The underlying theme of passing time is what really gets me. Once in a lifetime, this water is flowing underground. What a great way to introduce the timescales of groundwater flow! Or, even begin a lesson on groundwater, ranging from basics to interactions at the coast or human impacts? How precious is this water if it can only be replenished once in a lifetime?

May we someday not have to say to ourselves, “my god, what have we done?”

1. http://www.allmusic.com/song/once-in-a-lifetime-mt0011967560
2. Gomez, J. D., and J. L. Wilson (2013), Age distributions and dynamically changing hydrologic systems: Exploring topography-driven flow, Water Resour. Res., 49(3), 1503-1522.
3. Gleeson, T., Y. Wada, M. F. Bierkens, and L. P. van Beek (2012), Water balance of global aquifers revealed by groundwater footprint, Nature, 488(7410), 197-200, doi: 10.1038/nature11295.
4. https://www.e-education.psu.edu/earth540/content/c3_p7.html
5. Burnett, W. C., H. Bokuniewicz, M. Huettel, W. S. Moore, and M. Taniguchi (2003), Groundwater and pore water inputs to the coastal zone, Biogeochemistry, 66(1-2), 3-33, doi: 10.1023/B:BIOG.0000006066.21240.53.
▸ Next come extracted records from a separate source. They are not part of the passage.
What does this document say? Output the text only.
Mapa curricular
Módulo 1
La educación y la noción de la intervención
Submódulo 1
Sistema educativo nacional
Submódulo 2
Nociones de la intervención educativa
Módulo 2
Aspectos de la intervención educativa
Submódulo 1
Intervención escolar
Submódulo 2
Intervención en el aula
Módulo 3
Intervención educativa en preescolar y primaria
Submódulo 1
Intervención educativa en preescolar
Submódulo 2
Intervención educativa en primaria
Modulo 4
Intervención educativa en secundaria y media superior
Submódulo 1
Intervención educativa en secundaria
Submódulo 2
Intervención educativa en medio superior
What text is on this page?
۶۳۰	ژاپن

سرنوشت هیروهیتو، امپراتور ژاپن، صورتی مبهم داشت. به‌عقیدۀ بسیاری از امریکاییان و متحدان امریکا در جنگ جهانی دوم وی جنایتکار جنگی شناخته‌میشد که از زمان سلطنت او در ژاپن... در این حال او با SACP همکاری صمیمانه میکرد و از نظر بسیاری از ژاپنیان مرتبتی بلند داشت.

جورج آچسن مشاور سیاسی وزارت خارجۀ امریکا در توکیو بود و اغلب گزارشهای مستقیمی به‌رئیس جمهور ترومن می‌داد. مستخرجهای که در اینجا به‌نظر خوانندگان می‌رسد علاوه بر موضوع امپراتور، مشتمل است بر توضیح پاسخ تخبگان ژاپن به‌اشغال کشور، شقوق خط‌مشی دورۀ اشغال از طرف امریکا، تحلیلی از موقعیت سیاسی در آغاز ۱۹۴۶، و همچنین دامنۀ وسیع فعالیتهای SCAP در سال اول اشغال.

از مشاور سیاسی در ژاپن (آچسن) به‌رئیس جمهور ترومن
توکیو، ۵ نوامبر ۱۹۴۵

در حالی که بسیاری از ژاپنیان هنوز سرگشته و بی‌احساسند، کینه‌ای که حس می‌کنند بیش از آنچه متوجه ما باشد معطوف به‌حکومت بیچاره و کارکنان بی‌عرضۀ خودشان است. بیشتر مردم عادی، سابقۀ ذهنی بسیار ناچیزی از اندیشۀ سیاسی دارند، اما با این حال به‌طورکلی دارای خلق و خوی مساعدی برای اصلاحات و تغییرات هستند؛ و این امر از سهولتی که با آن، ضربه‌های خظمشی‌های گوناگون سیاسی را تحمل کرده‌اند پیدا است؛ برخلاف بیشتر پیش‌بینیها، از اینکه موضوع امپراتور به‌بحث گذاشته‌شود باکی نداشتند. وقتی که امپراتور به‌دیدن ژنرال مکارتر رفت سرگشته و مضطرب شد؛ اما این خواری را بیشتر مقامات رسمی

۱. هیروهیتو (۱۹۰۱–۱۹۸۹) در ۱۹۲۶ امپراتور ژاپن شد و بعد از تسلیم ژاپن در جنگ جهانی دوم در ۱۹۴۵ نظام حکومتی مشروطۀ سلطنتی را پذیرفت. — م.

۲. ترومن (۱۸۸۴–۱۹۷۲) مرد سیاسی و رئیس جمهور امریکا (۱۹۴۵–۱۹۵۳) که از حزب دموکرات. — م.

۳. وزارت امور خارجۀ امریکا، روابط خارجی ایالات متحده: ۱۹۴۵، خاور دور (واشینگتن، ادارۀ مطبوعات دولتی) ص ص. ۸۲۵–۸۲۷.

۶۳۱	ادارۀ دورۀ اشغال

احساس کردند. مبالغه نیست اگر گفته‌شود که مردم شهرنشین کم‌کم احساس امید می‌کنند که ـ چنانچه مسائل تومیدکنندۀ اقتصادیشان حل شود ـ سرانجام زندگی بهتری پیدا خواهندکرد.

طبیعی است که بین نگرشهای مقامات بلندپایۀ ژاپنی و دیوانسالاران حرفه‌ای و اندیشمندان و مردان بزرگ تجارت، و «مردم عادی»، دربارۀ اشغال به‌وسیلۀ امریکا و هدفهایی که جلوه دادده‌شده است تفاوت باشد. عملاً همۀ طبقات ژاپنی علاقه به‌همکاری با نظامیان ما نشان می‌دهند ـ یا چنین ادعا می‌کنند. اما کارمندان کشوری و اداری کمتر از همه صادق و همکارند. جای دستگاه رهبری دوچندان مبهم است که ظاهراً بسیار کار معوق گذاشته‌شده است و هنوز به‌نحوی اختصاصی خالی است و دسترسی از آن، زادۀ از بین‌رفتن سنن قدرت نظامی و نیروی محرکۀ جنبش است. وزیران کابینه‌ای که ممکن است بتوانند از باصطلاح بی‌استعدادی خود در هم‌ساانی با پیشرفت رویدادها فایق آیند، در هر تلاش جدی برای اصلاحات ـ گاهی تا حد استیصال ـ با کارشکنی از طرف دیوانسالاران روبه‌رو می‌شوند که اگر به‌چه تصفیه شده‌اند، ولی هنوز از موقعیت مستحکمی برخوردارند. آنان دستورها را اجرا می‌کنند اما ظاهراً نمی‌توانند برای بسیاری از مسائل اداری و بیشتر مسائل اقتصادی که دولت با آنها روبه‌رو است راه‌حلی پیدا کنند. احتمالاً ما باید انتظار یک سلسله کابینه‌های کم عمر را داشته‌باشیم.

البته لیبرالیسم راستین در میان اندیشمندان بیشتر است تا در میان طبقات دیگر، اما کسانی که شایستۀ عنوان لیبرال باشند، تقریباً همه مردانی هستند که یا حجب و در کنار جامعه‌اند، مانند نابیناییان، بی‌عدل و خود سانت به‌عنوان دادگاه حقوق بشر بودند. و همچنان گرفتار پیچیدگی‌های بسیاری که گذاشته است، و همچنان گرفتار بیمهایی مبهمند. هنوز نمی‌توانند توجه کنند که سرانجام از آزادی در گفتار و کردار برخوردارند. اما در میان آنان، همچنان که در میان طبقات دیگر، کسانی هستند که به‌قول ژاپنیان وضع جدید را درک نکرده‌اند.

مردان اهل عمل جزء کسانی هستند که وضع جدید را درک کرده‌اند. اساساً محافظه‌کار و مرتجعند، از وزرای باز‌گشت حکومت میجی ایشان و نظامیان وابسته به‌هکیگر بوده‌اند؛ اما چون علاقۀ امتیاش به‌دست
6. http://www.wrd.org/engineering/seawater-intrusion-los-angeles.php
7. http://ponce.sdsu.edu/the_salinity_of_groundwaters.html
8. Chebotarev, I. I. 1955. Metamorphism of natural waters in the crust of weathering. Geochimica et Cosmochimica Acta, Vol. 8, 22-48, 137-170, 198-212
9. Post, V. E. A., J. Groen, H. Kooi, M. Person, S. Ge, and W. M. Edmunds (2013), Offshore fresh groundwater reserves as a global phenomenon, Nature, 504(7478), 71-78, doi: 10.1038/nature12858.